We have held that laches must be founded upon the inequity of permitting a claim to be enforcedan inequity which arises out of some change in the condition or relation of the parties. Scheibel v. Scheibel, 204 Neb. 653, 284 N.W.2d 572 (1979). Appellant does not satisfy either of these tests. The fact that disability benefits serve as a substitute for the father's earning power does not constitute an inequitable change in condition or relation of the parties. In fact, the dependent children are receiving a larger sum from the disability payments than they would have received from the child support payments.

There may have been differing expectations of the parties, but appellant was not unfairly prejudiced despite her belief that she was entitled to both disability benefits and direct support payments. Had she attempted to seek a modification of the support amounts to receive an amount greater than that of the disability payments, such a modification might not have been possible considering appellee's limited income. In any event, appellant could have attempted to secure more money for the children by instituting an action to collect at any time during a period of over 5 years. If additional funds were needed for the day-to-day expenses of the children, appellant should have made an effort to collect such needed funds.

Appellee's tardiness in applying for credit is not condoned. This is especially true in light of the fact that appellant refused to sign the proposed stipulation prepared by appellee's attorney. Each party apparently chose to gamble on the ultimate outcome resulting from the situation. On such conduct do many cases reach this court. Although appellee's tardiness is by no means commendable, neither is appellant's. The facts in this case do not establish laches as a bar to appellee's motion for credit.

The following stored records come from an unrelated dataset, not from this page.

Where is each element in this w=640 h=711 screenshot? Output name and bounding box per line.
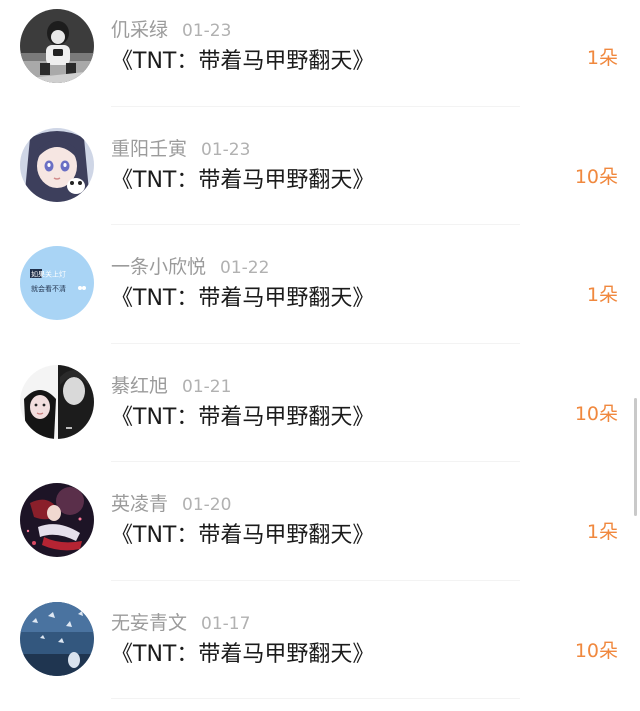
divider [111,461,520,462]
gift-count: 1朵 [587,281,618,309]
gift-count: 10朵 [575,637,618,665]
date-label: 01-23 [182,21,231,41]
avatar[interactable] [20,483,94,557]
gift-count: 10朵 [575,400,618,428]
avatar-blue-butterflies-image [20,602,94,676]
date-label: 01-22 [220,258,269,278]
date-label: 01-20 [182,495,231,515]
user-name[interactable]: 英凌青 [111,493,168,515]
divider [111,224,520,225]
book-title[interactable]: 《TNT：带着马甲野翻天》 [111,639,374,671]
list-item[interactable]: 英凌青 01-20 《TNT：带着马甲野翻天》 1朵 [0,474,640,593]
user-name[interactable]: 一条小欣悦 [111,256,206,278]
gift-count: 1朵 [587,44,618,72]
user-name[interactable]: 綦红旭 [111,375,168,397]
avatar-couple-photo-image [20,365,94,439]
gift-record-list: 仉采绿01-23 《TNT：带着马甲野翻天》 1朵 重阳壬 [0,0,640,711]
divider [111,698,520,699]
avatar[interactable] [20,365,94,439]
date-label: 01-21 [182,377,231,397]
list-item[interactable]: 綦红旭 01-21 《TNT：带着马甲野翻天》 10朵 [0,356,640,475]
gift-count: 1朵 [587,518,618,546]
avatar[interactable] [20,9,94,83]
avatar[interactable]: 如果关上灯 就会看不清 [20,246,94,320]
list-item[interactable]: 无妄青文 01-17 《TNT：带着马甲野翻天》 10朵 [0,593,640,711]
list-item[interactable]: 如果关上灯 就会看不清 一条小欣悦 01-22 《TNT：带着马甲野翻天》 1朵 [0,237,640,356]
avatar-text-sticker-image: 如果关上灯 就会看不清 [20,246,94,320]
list-item[interactable]: 仉采绿 01-23 《TNT：带着马甲野翻天》 1朵 [0,0,640,119]
divider [111,106,520,107]
avatar[interactable] [20,128,94,202]
book-title[interactable]: 《TNT：带着马甲野翻天》 [111,46,374,78]
gift-count: 10朵 [575,163,618,191]
scrollbar[interactable] [634,398,637,516]
book-title[interactable]: 《TNT：带着马甲野翻天》 [111,402,374,434]
sticker-text-line-1: 如果关上灯 [31,270,66,279]
item-meta: 綦红旭 01-21 [111,372,231,400]
divider [111,343,520,344]
divider [111,580,520,581]
date-label: 01-23 [201,140,250,160]
avatar-boy-camera-image [20,9,94,83]
item-meta: 重阳壬寅 01-23 [111,135,250,163]
item-meta: 一条小欣悦 01-22 [111,253,269,281]
avatar-dark-illustration-image [20,483,94,557]
sticker-text-line-2: 就会看不清 [31,284,66,293]
book-title[interactable]: 《TNT：带着马甲野翻天》 [111,520,374,552]
user-name[interactable]: 无妄青文 [111,612,187,634]
item-meta: 英凌青 01-20 [111,490,231,518]
item-meta: 仉采绿 01-23 [111,16,231,44]
avatar[interactable] [20,602,94,676]
book-title[interactable]: 《TNT：带着马甲野翻天》 [111,283,374,315]
user-name[interactable]: 重阳壬寅 [111,138,187,160]
list-item[interactable]: 重阳壬寅 01-23 《TNT：带着马甲野翻天》 10朵 [0,119,640,238]
item-meta: 无妄青文 01-17 [111,609,250,637]
date-label: 01-17 [201,614,250,634]
book-title[interactable]: 《TNT：带着马甲野翻天》 [111,165,374,197]
user-name[interactable]: 仉采绿 [111,19,168,41]
avatar-anime-girl-image [20,128,94,202]
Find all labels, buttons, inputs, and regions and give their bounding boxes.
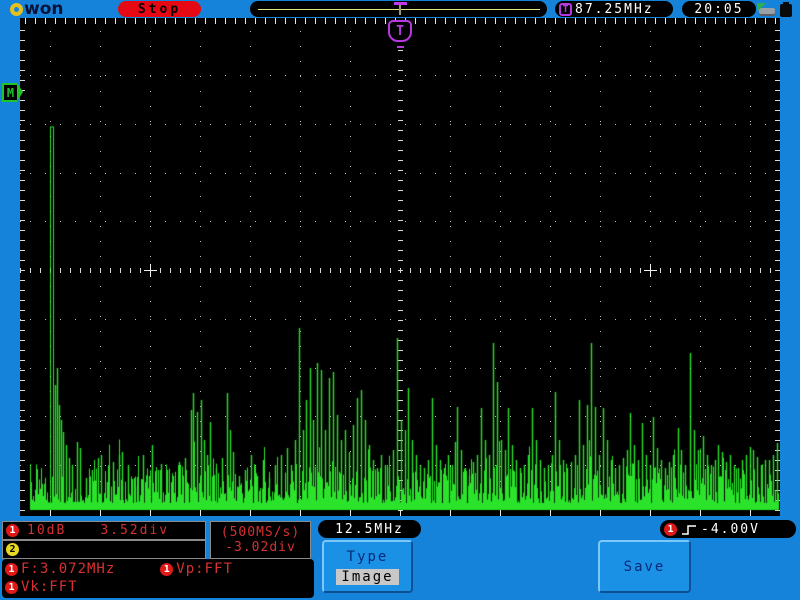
fft-channel-marker: M bbox=[2, 83, 17, 102]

The court's decree, in a handwritten addendum, states, "`see docket entry $200 per mo. commencing 4-3-83 & through 7-3-88 plus accrued interest.'" The Social Security payments have been made monthly and operate as a satisfaction of the court-ordered monthly child support payments. Insofar as the record submitted to this court is concerned, there is no accrued interest. The Social Security payments satisfy appellee's court-ordered child support only on a month-to-month basis, however. Social Security payment in a particular month may not be carried over to satisfy court-ordered support amounts owing in future months. See Andler v. Andler, 217 Kan. 538, 538 P.2d 649 (1975). The trial court's order of July 21, 1988, and this court's affirmance of that order constitute a showing that the child support judgment against appellee is satisfied through July 21, 1988. Appellee has the burden of *655 establishing that the child support judgment against him is satisfied after that date.

The order of the district court is affirmed.